Um exemplo da desigualdade de gêneros é quando, na infância, meninos “mandões” são considerados líderes, já meninas “mandonas” são tidas como “chatas”. Qual é (ou deveria ser) o papel dos pais para que as meninas possam ser vistas naturalmente como líderes também?
A escritora nigeriana Chimamanda Ngozi Adichie escreveu um livro interessante de como criar crianças feministas [Para Educar Crianças Feministas: Um Manifesto, Companhia das Letras]. Está comprovado que o estereótipo de gênero é um processo histórico, social e cultural, e os pais têm uma grande responsabilidade em fazer suas filhas se sentirem confiantes, permitindo que exerçam os papéis que desejam e criando condições para que isso aconteça. O projeto conjunto da ONU Mulheres e o Instituto Mauricio de Sousa usa os personagens da Turma da Mônica para disseminar a ideia de que o lugar de menina é onde ela quiser, desconstruindo o estereótipo de que a rua, por exemplo, seria espaço dos meninos — enquanto as meninas ficariam confinadas em casa, brincando com suas bonecas. Acrescenta-se ainda o movimento espontâneo e vindo de várias direções de “desprincesamento” de meninas, oferecendo a elas outras referências inspiradoras.

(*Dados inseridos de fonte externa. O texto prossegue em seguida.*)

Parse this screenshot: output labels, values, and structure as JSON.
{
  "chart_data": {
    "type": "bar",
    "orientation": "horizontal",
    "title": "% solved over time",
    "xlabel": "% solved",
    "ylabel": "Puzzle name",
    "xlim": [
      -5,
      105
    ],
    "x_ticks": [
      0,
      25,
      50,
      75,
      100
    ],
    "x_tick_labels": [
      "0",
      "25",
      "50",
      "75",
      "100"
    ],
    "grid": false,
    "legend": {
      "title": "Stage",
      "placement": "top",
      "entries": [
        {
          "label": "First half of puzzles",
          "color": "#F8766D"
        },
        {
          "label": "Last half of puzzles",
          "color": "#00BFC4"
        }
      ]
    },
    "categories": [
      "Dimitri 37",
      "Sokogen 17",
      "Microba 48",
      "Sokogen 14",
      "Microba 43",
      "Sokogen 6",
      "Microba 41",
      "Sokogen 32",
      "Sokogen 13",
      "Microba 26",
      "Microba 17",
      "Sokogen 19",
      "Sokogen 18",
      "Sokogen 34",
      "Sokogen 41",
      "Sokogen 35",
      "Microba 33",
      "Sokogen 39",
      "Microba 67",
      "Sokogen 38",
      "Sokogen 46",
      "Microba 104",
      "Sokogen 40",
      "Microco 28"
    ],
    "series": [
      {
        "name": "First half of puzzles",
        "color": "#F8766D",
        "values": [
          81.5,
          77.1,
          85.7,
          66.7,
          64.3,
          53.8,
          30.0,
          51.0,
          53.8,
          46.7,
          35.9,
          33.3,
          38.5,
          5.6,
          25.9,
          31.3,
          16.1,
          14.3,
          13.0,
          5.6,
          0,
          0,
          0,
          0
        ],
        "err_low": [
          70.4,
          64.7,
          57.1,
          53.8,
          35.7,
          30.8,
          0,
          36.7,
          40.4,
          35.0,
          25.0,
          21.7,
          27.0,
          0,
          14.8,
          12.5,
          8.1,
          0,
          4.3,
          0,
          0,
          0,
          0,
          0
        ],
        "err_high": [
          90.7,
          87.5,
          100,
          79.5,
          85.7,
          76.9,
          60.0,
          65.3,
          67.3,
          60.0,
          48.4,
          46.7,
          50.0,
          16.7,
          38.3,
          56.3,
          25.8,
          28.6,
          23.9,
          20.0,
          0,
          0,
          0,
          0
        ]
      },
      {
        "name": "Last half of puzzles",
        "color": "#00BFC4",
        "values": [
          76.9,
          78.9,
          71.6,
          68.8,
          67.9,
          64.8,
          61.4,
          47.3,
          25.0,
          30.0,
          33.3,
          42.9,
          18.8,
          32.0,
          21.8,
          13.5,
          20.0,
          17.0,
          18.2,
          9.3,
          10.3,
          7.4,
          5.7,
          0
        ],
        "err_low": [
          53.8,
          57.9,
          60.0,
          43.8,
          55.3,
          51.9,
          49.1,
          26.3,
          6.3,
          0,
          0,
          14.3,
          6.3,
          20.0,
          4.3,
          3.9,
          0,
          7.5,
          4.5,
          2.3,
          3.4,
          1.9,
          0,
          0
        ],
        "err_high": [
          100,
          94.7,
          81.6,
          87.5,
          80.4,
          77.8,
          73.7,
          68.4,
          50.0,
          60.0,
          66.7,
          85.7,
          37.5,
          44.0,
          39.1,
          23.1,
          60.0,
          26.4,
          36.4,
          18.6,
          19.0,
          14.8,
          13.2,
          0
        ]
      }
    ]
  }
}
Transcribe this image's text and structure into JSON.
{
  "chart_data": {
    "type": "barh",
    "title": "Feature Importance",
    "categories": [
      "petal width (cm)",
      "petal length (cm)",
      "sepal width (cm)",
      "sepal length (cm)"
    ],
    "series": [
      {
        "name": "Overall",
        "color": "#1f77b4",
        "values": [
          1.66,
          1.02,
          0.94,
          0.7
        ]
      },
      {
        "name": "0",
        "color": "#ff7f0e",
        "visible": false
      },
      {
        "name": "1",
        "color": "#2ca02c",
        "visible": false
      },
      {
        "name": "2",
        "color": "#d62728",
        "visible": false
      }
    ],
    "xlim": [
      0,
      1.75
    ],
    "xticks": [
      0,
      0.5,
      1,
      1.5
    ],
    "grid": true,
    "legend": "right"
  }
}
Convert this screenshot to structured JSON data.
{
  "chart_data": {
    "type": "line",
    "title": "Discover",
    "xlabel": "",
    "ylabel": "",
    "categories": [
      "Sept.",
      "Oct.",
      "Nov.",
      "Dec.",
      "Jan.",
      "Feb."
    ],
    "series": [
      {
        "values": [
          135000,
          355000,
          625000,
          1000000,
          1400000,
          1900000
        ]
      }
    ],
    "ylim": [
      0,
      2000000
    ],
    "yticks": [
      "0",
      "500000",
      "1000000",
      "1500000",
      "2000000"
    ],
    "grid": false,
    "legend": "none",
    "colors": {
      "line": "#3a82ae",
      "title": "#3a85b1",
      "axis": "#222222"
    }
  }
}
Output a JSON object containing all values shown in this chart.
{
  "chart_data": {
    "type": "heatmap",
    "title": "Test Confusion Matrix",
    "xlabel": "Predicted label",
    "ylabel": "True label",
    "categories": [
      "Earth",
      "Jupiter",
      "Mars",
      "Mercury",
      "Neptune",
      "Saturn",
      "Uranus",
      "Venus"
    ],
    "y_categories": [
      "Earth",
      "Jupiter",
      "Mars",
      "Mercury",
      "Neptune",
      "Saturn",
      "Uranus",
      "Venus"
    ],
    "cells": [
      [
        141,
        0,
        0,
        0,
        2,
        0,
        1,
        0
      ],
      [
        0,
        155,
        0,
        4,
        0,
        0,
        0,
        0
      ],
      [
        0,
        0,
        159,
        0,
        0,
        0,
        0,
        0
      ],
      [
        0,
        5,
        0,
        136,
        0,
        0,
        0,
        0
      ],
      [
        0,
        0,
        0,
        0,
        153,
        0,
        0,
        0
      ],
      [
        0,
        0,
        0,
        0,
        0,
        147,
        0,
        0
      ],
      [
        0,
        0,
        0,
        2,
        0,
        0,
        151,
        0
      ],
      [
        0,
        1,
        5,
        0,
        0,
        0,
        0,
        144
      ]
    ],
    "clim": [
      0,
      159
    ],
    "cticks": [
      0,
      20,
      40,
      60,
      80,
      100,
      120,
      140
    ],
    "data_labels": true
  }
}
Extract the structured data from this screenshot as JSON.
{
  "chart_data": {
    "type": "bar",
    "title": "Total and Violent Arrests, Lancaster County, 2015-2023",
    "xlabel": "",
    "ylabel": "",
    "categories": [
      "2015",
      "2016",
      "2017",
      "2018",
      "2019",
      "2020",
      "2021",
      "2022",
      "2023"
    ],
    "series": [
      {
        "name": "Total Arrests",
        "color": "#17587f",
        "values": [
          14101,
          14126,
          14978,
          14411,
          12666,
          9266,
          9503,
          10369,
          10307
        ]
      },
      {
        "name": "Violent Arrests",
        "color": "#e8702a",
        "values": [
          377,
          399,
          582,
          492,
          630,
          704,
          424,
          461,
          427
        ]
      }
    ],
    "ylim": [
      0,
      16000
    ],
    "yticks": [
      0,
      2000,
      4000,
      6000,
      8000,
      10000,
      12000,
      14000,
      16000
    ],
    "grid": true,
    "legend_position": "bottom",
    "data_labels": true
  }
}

“Entender que a maior presença feminina nos espaços de decisão e de poder traz resultados econômicos concretos. Ambientes igualitários geram maior performance financeira, decisões empresariais de maior qualidade, mais inovação. Todos saem ganhando.”
Qual seria a melhor contribuição do homem?
Apoiar a mulher nessa jornada. Entender que a maior presença feminina nos espaços de decisão e de poder, além de ser uma questão de direito, traz resultados econômicos concretos onde todos ganham. Estudos diversos comprovam que ambientes igualitários geram maior performance financeira, decisões empresariais de maior qualidade, mais inovação. Todos saem ganhando.
Qual é a melhor contribuição que a mulher pode dar à causa feminista?
Ter consciência do seu poder e agir em sintonia com sua essência. Há um provérbio judaico que diz: ”As mulheres são metade da população do mundo e mães da outra metade”. Isso mostra a força do feminino.
Como não se tornar um “ecochato” do feminismo?
Praticando a empatia. Tomando o cuidado para não achar que somos donas da verdade e que só há um ponto de vista: o nosso. Precisamos aprender a nos colocar no lugar do outro.
*Essa entrevista foi publicada originalmente na Revista do Fórum Brasileiro da Família Empresária – FBFE – Na Edição Nº 1 do Ano 1.